Oculudentavis shares few similarities, aside from size, with hummingbirds, which like all modern birds lack teeth and eat nectar. Many Mesozoic birds had teeth, but Oculudentavis possessed the most – about 100, with a conical shape and sharp ridges on the edges. Oculudentavis likely hunted insects. Hummingbirds have long beaks, unlike Oculudentavis.
Birds evolved from small feathered dinosaurs roughly 150 million years ago. Oculudentavis illustrates the almost-incomprehensible size difference among members of the dinosaur lineage, contrasting to contemporaneous South American long-necked, pillar-legged dinosaur Argentinosaurus at perhaps 90 tons and 35 meters.
“The size diversity hints at the amazing biology of dinosaurs, capable of sustaining such a diversity of forms,” said O’Connor, who led the research published in the journal Nature.
Its eyes resembled those of owls, with the eye bones forming a cone, indicating acute vision, O’Connor said.
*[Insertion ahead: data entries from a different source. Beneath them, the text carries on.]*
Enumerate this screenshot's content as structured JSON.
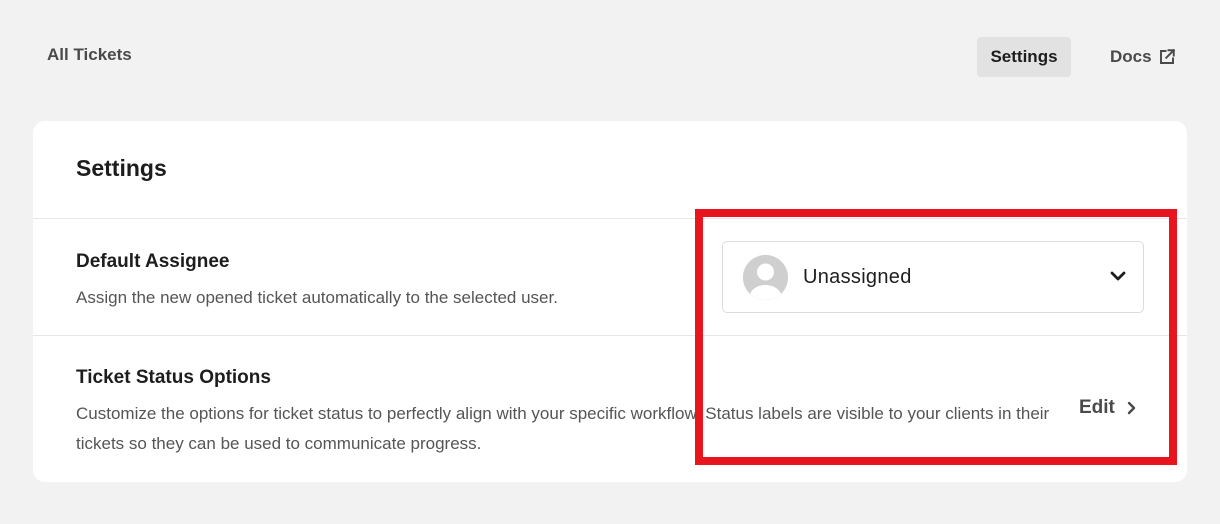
{
  "nav": {
    "all_tickets": "All Tickets",
    "settings": "Settings",
    "docs": "Docs",
    "docs_icon": "external-link-icon"
  },
  "card": {
    "title": "Settings",
    "default_assignee": {
      "title": "Default Assignee",
      "description": "Assign the new opened ticket automatically to the selected user.",
      "select_value": "Unassigned",
      "avatar_icon": "user-avatar-icon",
      "chevron_icon": "chevron-down-icon"
    },
    "ticket_status": {
      "title": "Ticket Status Options",
      "description": "Customize the options for ticket status to perfectly align with your specific workflow. Status labels are visible to your clients in their tickets so they can be used to communicate progress.",
      "edit_label": "Edit",
      "edit_icon": "chevron-right-icon"
    }
  },
  "colors": {
    "background": "#f2f2f2",
    "card": "#ffffff",
    "highlight": "#e8141e",
    "active_tab": "#e2e2e2"
  }
}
Unlike birds of prey with forward-facing eyes and binocular vision enabling good depth perception, the eyes in Oculudentavis faced to the sides and bulged out of its head. The small size of the aperture of the eye bones indicates Oculudentavis was active during the daytime.
Amber – fossilized tree sap – has preserved numerous small organisms including insects, lizards and frogs.
“Amber is just amazing as a preservational medium,” O’Connor said. “If the animal does not decay much before getting entombed in resin, the preservation is phenomenal: All the soft tissues preserved in three dimensions, like a window into an ancient world.”